Jasper Cini was born in Philadelphia on 7 October 1927. After serving in the US Navy during World War II – where he was injured during the invasion of Iwo Jima in the Pacific – he worked as a bricklayer in his family’s business.
Encouraged by his friend and idol Mario Lanza – whom he met while crooning in the bars of Philadelphia – he changed his name to Al Martino (his mother’s maiden name) and headed for New York to begin a career as a romantic Italian baritone.
His first singles, Heaven Help Me (I’m In Love) and I’m Afraid, were released by the Jubilee label to little success, but he reached a wider audience when he won the top TV talent show, Arthur Godfrey’s Talent Scouts, with his rendition of Perry Como‘s If.
His breakthrough hit came with Here In My Heart (1952). The song had been originally intended for Lanza, but the older singer ceded the song to the beginner.
The resulting hit was the first #1 on the UK’s newly established NME singles chart.
Martino’s performances instantly put him in the top drawer of romantic balladeers. Teenage bobbysoxers swooned over his romantic tones and Latin good looks, and at a time when Frank Sinatra‘s career was in decline, Al looked set to become the next King of the Hill.
His hit single brought him a record deal with Capitol which released his next single, Take My Heart – a #12 hit. But it also brought him to the attention of a couple of mobsters who muscled in to take over his management contract and demanded $75,000 as a guarantee against their future earnings.

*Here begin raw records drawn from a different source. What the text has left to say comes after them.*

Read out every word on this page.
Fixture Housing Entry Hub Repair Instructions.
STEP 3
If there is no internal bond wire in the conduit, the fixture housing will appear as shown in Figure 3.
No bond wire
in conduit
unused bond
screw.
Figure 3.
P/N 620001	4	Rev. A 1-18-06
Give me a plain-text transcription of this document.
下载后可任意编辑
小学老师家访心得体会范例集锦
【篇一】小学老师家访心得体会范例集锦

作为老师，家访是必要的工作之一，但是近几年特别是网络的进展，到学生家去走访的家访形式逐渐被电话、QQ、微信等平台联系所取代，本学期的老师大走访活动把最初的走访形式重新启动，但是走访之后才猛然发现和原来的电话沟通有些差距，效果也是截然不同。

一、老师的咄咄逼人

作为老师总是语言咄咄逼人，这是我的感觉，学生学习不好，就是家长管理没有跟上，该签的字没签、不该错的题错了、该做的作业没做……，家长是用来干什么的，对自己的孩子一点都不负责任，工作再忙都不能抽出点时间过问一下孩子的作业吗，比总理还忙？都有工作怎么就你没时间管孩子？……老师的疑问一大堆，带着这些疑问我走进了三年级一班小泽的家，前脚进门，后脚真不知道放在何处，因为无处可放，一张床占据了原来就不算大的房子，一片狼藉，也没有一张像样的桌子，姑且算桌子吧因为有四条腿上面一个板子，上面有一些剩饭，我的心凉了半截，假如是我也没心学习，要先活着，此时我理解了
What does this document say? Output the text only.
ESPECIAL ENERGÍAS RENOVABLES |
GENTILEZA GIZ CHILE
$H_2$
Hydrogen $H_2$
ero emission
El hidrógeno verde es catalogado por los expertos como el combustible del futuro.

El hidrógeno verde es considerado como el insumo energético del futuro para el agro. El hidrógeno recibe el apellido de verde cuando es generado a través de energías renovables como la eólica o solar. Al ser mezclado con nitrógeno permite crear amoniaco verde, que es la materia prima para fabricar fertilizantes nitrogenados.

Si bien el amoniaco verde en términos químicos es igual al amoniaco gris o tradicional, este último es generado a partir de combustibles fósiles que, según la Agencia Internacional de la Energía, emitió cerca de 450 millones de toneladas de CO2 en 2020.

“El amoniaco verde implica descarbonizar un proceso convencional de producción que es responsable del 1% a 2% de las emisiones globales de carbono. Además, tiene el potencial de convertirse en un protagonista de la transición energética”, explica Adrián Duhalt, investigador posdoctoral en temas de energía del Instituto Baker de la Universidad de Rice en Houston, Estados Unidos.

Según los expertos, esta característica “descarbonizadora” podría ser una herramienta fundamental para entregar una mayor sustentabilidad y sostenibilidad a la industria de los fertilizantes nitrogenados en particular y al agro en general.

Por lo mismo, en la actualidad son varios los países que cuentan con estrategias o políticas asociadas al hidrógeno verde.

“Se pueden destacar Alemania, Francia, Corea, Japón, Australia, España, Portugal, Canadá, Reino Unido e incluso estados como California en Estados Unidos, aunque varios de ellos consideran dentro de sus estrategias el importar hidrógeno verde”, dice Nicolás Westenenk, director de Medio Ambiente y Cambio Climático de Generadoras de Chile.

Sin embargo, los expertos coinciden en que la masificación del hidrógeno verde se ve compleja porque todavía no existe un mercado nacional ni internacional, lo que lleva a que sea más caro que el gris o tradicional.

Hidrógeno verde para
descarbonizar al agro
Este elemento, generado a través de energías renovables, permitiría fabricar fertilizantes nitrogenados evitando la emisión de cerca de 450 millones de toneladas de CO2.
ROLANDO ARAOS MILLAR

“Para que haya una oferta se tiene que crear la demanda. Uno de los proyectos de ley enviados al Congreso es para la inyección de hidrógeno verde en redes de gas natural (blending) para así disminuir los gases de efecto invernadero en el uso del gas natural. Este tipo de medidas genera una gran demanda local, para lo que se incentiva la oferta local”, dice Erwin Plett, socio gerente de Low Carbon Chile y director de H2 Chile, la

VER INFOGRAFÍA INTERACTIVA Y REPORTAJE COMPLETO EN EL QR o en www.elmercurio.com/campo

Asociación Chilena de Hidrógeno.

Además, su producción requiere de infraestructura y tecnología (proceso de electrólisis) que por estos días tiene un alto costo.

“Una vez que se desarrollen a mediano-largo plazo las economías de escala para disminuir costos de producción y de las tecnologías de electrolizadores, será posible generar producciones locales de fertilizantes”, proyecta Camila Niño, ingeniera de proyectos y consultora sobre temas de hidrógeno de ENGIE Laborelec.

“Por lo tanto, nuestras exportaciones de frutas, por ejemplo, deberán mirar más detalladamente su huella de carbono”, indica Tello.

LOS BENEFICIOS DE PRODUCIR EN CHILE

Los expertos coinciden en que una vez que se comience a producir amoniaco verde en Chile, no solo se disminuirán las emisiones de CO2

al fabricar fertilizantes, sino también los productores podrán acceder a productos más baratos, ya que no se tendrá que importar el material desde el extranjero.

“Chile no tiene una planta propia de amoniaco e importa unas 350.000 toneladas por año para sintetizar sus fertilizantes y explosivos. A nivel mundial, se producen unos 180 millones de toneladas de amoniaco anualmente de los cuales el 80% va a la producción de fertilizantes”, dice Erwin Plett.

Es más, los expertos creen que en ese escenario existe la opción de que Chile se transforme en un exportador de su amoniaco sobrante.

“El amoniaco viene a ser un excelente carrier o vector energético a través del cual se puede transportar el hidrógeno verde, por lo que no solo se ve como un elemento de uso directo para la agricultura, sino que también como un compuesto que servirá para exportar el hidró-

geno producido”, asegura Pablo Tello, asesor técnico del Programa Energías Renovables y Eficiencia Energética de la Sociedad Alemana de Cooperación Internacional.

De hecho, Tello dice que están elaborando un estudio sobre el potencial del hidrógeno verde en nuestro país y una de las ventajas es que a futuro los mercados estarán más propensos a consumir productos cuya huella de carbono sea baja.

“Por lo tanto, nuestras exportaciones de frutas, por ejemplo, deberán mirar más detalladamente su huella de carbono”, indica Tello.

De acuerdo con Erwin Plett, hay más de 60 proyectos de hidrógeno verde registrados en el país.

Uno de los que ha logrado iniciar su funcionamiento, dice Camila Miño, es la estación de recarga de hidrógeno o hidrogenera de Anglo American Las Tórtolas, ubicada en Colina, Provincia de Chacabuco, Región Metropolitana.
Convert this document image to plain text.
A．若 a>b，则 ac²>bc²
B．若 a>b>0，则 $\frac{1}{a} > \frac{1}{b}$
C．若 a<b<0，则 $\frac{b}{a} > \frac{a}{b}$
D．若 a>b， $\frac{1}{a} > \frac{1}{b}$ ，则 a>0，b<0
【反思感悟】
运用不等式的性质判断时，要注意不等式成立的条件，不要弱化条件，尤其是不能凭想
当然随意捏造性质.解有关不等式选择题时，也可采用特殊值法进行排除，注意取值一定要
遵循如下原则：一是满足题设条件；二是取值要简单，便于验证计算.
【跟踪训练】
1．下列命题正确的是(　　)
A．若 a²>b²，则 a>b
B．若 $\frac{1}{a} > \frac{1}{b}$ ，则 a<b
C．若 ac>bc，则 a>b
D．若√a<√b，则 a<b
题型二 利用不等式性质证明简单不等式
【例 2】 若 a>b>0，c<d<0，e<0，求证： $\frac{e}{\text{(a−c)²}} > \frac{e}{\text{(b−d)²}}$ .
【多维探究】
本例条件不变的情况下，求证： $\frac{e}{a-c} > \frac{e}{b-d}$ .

Al fled to Britain, where he lived in exile for the next six years, scoring hits with songs including Now, Rachel and Wanted.
Thanks to the intervention of Philadelphia mob boss Angelo Bruno, Martino was able to return to the States in 1958 and he enjoyed a string of hits in the 60s, including the enduring Spanish Eyes.
In 1972 he played the character Johnny Fontane in the wedding scene at the beginning of The Godfather (1972), singing I Have But One Heart. He also sang a version of the film’s theme, Speak Softly Love. Martino reprised the Fontane role in The Godfather Part III (1990).
He was still recording until the night before his death from a heart attack on 13 October 2009, aged 82, his final track being Garth Brooks’ If Tomorrow Never Comes.